So this is my update from the last few days before we shunted into the workshop proper. Workshop reflections will be mostly posted at chriswenn.net. The weekend was mainly spent exploring the local markets – we’re in the heart of the textile (rendered endearingly as ‘tecksteel’, in the fluid Jakarta accent) district here in Tana Abang, so most of my gifts for friends and family are in the form of scarves, sarongs and t-shirts! As I’ve mentioned before, Jakarta is a mercantile city – everything that can be sold is being sold here, and the locals take pride in their bargaining abilities. Our guide for most of our shopping trips has been the streetwise Jack (whose name is either spelt Zack and pronounced Jack OR spelt Jack and pronounced Zhack), who seems to greatly enjoy the ‘press’, as he calls it, forcing the stallholder’s prices lower and lower until it reaches the point he deems acceptable. In the last few days, we’ve left a string of local traders shaking their heads in bewilderment, as if they’re not quite sure what just happened. We’ve reached an accommodation with a scarf trader in the Thamrin City market – Ika – who has had a garrulous group of Westerners descend on her stall every day for the last few days. We have been variously introduced as Jack’s brothers, cousins and sisters (in the face of overwhelming evidence, naturally) and have watched with delight and amusement as the drama plays out. Even speaking in Bahasa, the process of bargaining is carried out in pantomime, mock-scowls and grimaces, handwaving and backs being turned. At a tshirt/streetwear stall in Thamrin, the bargaining seemed to be entirely in disbelieving laughter. Jack pushed harder and harder on the poor fella: holding out fistfuls of rupiah, then snatching them away; holding out a handshake as the trader shook his head. All this conducted with good humor, of course.

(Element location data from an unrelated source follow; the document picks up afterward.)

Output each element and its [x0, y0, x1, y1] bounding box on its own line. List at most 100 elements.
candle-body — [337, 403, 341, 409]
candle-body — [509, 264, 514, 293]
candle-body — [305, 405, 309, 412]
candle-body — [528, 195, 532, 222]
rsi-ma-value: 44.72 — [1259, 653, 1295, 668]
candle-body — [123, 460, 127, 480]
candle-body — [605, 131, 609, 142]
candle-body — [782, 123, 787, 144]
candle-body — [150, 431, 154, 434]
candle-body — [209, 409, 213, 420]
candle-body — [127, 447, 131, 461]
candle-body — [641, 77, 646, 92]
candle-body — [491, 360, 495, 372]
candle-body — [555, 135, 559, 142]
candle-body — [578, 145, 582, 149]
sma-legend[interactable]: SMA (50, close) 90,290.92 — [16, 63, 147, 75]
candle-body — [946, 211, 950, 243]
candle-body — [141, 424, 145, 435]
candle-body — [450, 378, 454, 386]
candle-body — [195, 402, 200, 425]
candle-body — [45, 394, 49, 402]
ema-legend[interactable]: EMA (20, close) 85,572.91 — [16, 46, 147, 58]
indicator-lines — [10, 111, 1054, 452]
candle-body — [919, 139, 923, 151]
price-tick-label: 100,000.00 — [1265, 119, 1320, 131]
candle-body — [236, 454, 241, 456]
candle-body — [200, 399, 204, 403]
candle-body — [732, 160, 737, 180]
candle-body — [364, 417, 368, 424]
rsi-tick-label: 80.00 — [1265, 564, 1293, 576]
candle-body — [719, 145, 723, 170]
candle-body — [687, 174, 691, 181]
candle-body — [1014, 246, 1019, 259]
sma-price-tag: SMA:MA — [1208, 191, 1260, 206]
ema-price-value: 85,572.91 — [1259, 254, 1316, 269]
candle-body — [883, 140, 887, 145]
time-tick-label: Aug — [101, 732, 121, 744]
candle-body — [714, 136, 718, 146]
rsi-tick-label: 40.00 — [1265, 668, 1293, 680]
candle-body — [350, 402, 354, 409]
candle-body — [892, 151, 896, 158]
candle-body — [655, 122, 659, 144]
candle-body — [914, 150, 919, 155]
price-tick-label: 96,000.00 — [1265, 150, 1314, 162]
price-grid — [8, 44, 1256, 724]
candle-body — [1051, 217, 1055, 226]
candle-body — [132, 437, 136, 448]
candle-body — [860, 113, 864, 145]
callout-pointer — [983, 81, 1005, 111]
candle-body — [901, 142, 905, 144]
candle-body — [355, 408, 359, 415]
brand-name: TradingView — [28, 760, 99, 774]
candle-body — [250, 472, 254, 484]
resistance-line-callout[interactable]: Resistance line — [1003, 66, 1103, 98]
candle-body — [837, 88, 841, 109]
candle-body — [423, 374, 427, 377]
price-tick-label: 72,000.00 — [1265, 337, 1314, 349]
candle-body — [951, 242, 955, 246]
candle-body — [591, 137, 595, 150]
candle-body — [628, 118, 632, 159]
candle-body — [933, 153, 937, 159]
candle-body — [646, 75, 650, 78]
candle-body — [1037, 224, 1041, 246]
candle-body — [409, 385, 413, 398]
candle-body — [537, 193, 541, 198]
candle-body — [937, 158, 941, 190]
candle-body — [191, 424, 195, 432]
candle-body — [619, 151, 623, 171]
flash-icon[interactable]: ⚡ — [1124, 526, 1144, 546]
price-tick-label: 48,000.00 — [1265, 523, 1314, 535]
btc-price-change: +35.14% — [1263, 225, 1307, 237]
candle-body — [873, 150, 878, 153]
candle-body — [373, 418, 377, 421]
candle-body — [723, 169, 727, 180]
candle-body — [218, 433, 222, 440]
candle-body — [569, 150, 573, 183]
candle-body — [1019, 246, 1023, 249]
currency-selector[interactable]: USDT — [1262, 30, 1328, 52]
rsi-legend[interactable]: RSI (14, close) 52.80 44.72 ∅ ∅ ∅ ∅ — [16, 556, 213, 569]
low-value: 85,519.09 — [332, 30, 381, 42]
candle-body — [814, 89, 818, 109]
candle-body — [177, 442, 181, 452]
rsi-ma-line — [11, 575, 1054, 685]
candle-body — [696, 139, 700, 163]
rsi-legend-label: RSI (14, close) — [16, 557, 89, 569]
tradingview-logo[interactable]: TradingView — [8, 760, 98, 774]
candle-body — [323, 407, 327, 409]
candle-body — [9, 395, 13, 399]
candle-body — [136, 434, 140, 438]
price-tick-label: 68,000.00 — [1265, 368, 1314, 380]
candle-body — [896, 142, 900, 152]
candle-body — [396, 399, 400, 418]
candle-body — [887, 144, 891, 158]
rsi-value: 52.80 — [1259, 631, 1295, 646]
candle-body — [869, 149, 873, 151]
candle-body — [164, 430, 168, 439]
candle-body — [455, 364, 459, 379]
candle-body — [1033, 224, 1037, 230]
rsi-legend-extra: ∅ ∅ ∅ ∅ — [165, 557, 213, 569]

Jack is an amazing character – completely untrained, he moves with a grace that is as intense as it is beautiful. He is a veteran of the Tana Abang slum – born and living there until by some remarkable osmosis he became a fixture of Indonesia’s most beloved theatre company. Slamet has given him a home, a job, and an education – receiving in return a powerful, magnetic stage presence that embodies traditional virtues of courage, strength, honour and generosity. It was Jack that was our guide through the slums, and has been our main communicator with the street people in this area. In our improvisations he has provided vocal work – deep, demonic laughter; raw howls; the aching calls of the azan (the call to prayer); and gorgeous, wordless lyrics in the traditional Javanese style.
It’s somehow inspiring to see this remarkable young man walk the streets of Jakarta with the confidence of a young lion. He steps into the feral traffic with a hand raised, guiding us across the four nominal lanes (in practice, more like six or ten) to whatever our next destination is. The traders and their hangers-on call out “Ay, Jackie!”, “Pagi, Jackie!” as we pass, as though he’s a local fixture.
Is (JZH)ack scheduled for a stay on our couch?